Find the domain name from the URL, the first thought is to use regular, and then find the appropriate class library. With the regular parsing there are many incomplete places, the URL has a domain name, domain name suffix has been increasing and so on.
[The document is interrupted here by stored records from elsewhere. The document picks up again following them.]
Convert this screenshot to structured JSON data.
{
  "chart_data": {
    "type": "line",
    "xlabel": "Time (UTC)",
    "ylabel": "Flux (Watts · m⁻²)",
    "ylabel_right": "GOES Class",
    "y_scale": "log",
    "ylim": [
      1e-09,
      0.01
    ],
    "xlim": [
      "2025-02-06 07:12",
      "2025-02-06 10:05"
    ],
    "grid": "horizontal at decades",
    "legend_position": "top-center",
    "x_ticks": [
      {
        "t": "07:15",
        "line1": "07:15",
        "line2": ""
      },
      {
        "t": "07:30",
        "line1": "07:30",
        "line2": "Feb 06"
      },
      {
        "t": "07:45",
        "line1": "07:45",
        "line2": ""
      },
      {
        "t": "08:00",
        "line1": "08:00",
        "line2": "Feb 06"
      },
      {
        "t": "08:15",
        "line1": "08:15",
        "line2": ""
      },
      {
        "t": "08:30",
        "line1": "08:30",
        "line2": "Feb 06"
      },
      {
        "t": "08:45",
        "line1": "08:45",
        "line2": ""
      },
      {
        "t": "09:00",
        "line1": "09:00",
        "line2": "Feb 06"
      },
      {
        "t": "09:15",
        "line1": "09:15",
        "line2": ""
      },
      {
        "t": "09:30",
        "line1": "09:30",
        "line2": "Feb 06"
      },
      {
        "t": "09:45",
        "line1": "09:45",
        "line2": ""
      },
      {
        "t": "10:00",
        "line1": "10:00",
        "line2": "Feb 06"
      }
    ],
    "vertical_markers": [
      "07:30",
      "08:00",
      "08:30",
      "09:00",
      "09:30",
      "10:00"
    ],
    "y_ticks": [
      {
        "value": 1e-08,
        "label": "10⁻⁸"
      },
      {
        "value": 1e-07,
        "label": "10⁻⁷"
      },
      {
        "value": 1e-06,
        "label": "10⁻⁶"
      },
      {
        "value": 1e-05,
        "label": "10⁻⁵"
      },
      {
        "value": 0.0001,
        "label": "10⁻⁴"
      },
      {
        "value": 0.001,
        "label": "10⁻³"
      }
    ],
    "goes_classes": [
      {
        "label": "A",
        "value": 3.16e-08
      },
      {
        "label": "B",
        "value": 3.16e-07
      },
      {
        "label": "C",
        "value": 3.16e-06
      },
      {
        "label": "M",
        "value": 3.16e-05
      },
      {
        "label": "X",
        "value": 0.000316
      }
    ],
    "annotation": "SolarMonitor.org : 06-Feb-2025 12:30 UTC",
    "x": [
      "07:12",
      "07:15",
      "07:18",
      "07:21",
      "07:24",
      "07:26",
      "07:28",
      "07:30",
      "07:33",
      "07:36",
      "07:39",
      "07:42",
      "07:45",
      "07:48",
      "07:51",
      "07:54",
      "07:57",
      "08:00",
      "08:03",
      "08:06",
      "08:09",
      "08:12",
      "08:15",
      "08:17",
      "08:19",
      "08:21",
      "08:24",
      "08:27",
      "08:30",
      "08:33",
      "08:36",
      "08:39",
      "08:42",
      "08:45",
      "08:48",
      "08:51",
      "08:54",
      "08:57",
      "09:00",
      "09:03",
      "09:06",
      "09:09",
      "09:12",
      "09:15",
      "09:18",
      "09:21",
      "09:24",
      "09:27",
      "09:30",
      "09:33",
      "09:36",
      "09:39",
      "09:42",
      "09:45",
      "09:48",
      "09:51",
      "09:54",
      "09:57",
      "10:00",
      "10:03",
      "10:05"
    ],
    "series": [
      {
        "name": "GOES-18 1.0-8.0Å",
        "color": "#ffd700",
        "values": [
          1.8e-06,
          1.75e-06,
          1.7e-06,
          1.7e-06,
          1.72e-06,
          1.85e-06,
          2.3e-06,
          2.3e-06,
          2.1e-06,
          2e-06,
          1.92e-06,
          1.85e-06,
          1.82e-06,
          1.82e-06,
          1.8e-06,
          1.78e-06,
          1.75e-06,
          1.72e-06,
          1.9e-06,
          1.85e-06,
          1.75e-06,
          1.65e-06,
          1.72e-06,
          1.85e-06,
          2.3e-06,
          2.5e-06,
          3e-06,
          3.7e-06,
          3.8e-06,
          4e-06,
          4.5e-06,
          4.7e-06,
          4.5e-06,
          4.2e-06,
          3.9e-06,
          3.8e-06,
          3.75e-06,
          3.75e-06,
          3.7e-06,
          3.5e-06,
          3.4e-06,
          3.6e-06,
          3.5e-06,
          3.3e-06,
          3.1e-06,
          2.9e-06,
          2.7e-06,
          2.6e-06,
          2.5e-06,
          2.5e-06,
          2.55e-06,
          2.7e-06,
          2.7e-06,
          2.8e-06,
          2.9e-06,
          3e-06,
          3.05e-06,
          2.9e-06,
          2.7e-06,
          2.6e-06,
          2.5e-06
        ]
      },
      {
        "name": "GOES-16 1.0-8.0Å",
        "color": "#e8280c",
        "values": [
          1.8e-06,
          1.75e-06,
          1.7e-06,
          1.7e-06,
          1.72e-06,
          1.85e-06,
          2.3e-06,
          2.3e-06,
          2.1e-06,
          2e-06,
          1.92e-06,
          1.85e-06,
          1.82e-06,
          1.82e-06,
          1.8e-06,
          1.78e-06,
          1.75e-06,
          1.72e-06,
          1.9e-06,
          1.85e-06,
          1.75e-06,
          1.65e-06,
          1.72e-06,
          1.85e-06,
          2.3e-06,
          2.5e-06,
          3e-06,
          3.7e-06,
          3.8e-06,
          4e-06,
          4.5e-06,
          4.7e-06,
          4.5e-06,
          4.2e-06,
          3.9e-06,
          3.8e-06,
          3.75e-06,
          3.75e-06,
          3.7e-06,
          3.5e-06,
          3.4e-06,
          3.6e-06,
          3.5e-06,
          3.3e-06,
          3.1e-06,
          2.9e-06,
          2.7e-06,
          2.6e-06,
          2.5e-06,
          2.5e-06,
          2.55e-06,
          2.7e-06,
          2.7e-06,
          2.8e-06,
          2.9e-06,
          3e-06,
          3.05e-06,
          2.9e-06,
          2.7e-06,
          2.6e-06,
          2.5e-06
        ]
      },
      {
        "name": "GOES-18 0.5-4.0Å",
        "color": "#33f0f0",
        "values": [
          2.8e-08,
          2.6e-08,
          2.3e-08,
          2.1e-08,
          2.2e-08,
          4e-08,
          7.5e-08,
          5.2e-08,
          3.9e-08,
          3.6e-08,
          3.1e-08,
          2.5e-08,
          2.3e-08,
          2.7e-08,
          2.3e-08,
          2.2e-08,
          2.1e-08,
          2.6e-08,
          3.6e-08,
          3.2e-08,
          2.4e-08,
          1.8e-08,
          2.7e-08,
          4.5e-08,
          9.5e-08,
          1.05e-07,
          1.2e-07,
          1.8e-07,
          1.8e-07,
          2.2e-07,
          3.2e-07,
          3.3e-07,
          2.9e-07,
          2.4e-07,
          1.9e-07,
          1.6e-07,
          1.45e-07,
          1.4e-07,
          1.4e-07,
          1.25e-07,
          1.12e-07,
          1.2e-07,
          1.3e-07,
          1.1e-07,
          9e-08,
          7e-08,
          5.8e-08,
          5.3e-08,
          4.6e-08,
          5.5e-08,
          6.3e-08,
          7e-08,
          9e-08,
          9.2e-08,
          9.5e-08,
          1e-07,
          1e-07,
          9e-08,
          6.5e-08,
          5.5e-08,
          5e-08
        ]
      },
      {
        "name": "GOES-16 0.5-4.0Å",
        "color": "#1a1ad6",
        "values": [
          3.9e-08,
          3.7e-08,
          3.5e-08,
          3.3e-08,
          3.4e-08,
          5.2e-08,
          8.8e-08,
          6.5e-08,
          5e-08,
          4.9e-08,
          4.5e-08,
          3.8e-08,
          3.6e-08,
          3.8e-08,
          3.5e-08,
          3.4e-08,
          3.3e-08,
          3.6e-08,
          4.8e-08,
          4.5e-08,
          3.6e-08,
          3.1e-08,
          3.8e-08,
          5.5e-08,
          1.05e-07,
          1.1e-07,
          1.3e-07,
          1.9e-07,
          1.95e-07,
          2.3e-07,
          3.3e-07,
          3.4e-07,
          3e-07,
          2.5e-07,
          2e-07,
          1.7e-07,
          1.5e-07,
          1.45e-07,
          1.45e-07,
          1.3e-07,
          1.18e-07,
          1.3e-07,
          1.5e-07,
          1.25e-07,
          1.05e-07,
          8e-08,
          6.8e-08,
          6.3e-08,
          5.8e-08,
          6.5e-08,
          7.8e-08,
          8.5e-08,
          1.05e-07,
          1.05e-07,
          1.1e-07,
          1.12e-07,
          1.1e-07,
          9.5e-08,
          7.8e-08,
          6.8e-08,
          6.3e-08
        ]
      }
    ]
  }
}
Google found several methods, one is to use the module in Python and the combination of the regular to resolve the domain name, the other is to enable the third party to write a good analytic module directly resolve the domain name.
The URL to resolve
Copy Code code as follows:
URLs = ["http://meiwen.me/src/index.html",
"Http://1000chi.com/game/index.html",
"Http://see.xidian.edu.cn/cpp/html/1429.html",
"Https://docs.python.org/2/howto/regex.html",
"" "https://www.google.com.hk/search?client=aff-cs-360chromium&hs=TSj&q=url%E8%A7%A3%E6%9E%90%E5%9F%9F% E5%90%8DRE&OQ=URL%E8%A7%A3%E6%9E%90%E5%9F%9F%E5%90%8DRE&GS_L=SERP.3 ... 74418.86867.0.87673.28.25.2.0.0.0.541.2454.2-6j0j1j1.8.0 ..... 0...1c.1j4.53.serp.. 26.2.547.IUHTJ4UOYHG "" ",
"File:///D:/code/echarts-2.0.3/doc/example/tooltip.html",
"Http://api.mongodb.org/python/current/faq.html#is-pymongo-thread-safe",
"Https://pypi.python.org/pypi/publicsuffix/",
"http://127.0.0.1:8000"
]
Using the Urlparse+ regular method
Copy Code code as follows:
Import re
From Urlparse import Urlparse
Tophostpostfix = (
'. com ', '. La ', '. Io ', '. Co ', '. Info ', '. Net ', '. org ', '. Me ', '. mobi ',
'. us ', '. Biz ', '. xxx ', '. Ca ', '. co.jp ', '. com.cn ', '. net.cn ',
'. org.cn ', '. mx ' , '. tv ', '. ws ', '. Ag ', '. Com.ag ', '. Net.ag ',
'. Org.ag ', '. am ', '. Asia ', '. at ', '. being ', '. com.br ', '. net.br ',
'. Bz ', '. com.bz ', '. net.bz ', '. CC ', '. com.co ', '. net.co ',
'. Nom.co ', '. de ', '. Es ', '. com.es ', '. nom.es ', '. org.es ',
' EU ', '. FM ', '. Fr ', '. GS ', '. In ', '. co.in ' , '. Firm.in ', '. gen.in ',
'. ind.in ', '. net.in ', '. org.in ', '. it ', '. Jobs ', '. JP ', '. Ms ',
'. com.mx ', '. nl ', '. Nu ', '. co.nz ', '. net.nz ', '. org.nz ',
'. Se ', '. TC ', '. tk ', '. TW ', ' . com.tw ', '. idv.tw ', '. org.tw ',
'. HK ', '. co.uk ', '. me.uk ', '. org.uk ', '. VG ', '. com.hk ')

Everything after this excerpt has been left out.